Abunuwas is a traditional character in the fairy stories of the Swahili Coast in Africa (the Kenyan and Tanzanian coast). Through his superior cleverness, he always wins in every situation.
The following two tales have been retold from the original Swahili.
Abunuwas na Sufuria
Abunuwas and the Cooking Pot
Once Abunuwas bought a donkey, but, not having a drinking bowl for its water, he thought he would borrow one from his neighbour. The neighbour was happy to lend Abunuwas a large cooking pot of his, in which water could be placed, but was eager that it should be returned soon.
"For", said he "remember you have promised to only keep it for a few days, as I do not want to be without it for long."
So Abunuwas took the cooking pot, and sure enough, after two days had gone by, was back at his neighbour’s house, cooking pot in hand. "Ah! You are a very trustworthy person," cried his neighbour. "But what is this little cooking pot doing, inside my larger one?"
"That" replied Abunuwas, "belongs to you; when your cooking pot was in my house it gave birth to a child, and I thought that I really must return to you what is yours"! The neighbour was delighted, and took the two cooking pots back to his house.
However, after just a few days Abunuwas was back again at his neighbour’s house, and asked if he could borrow the large cooking pot for a second time. "You are most welcome to it," the neighbour replied, "keep it for as many days as you like".
"For," he thought, "when Abunuwas returns with it this time, maybe my cooking pot will have had twins!"
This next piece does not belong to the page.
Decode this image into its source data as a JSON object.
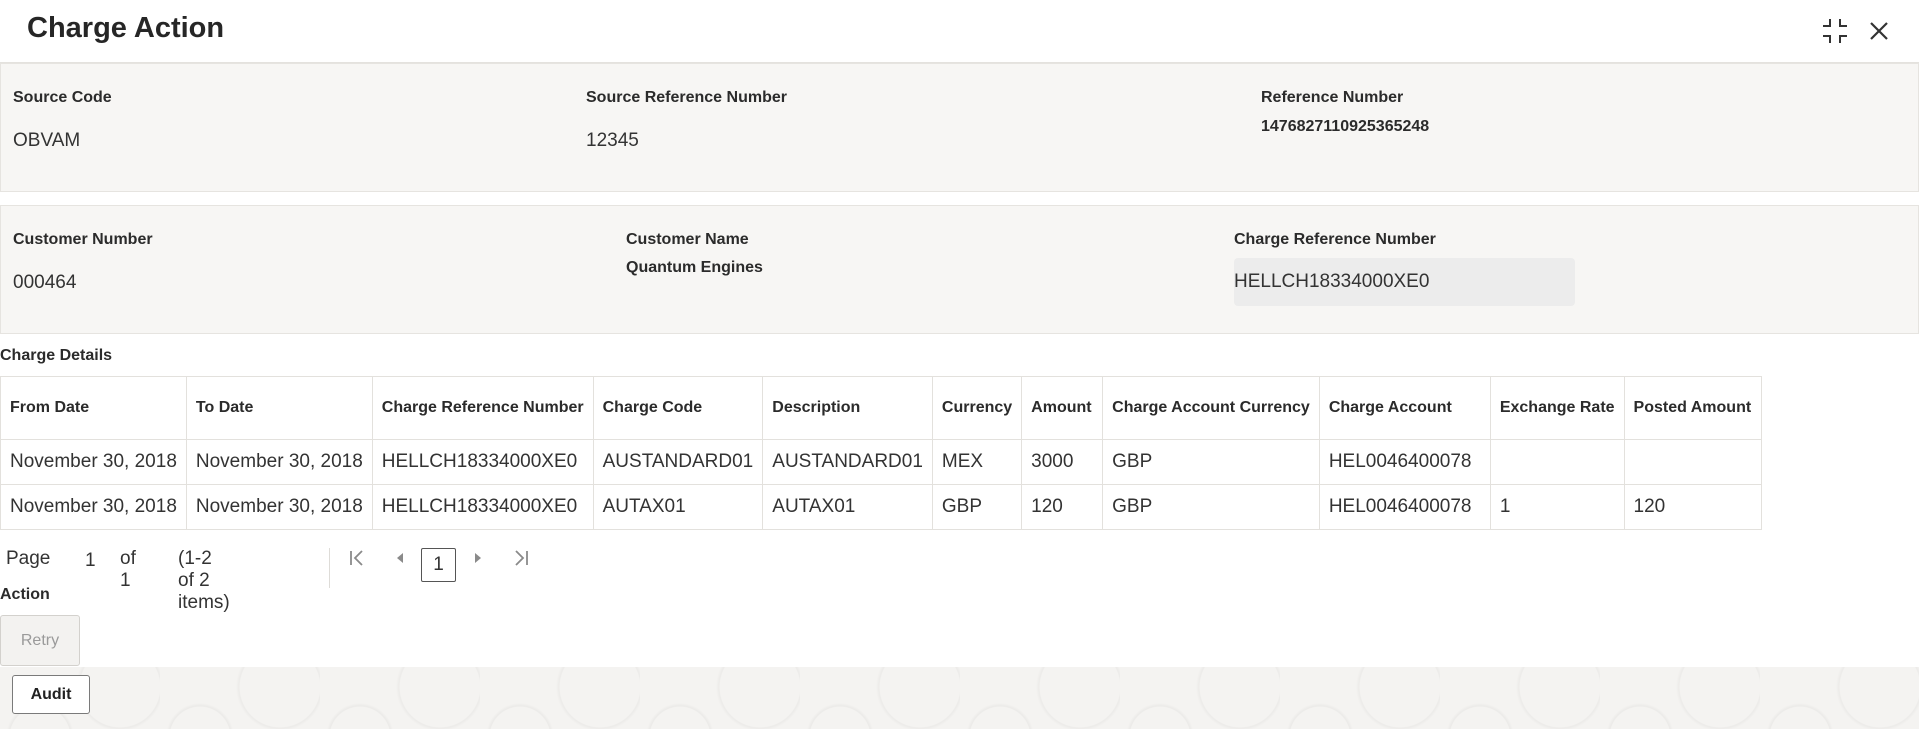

The months passed away, and there was no sign of Abunuwas or the cooking pot; at length the neighbour decided to find out what had happened, and went to the house of Abunuwas.
"Come in, come in," were Abunuwas’s first words, but what came next was more unexpected; "Your cooking pot? Ah! I was just on the point of coming to tell you – your cooking pot is, I am afraid, dead!". The neighbour called Abunuwas a cheat and a liar, and told him he would take him before the Sultan for robbing him of his property.
So, after a few days Abunuwas was required to go to the Sultan’s palace, to defend himself. The neighbour began by telling how he had lent his cooking pot to Abunuwas, in order that he could feed his donkey, but after having waited for over two months to have it back, was told that it had died – an impossible thing, as everyone knows, for a cooking pot!
"Great Sultan" said Abunuwas, "this is all true, but my neighbour seems to have forgotten the first half of the story. Two months before his cooking pot died, he had lent it to me a first time, when it happily gave birth to a child. I, seeing that it rightfully belonged to my neighbour, gave it to him, together with the larger cooking pot, and he accepted them both. Now I ask you – a cooking pot that gives birth to children, is it impossible that this same cooking pot could die?"
The elders of the court together with the Sultan all agreed that if the cooking pot had had children, then of course it could die also, so the neighbour was dismissed, and Abunuwas allowed to go back home, the new owner of a cooking pot with which he could give his donkey water.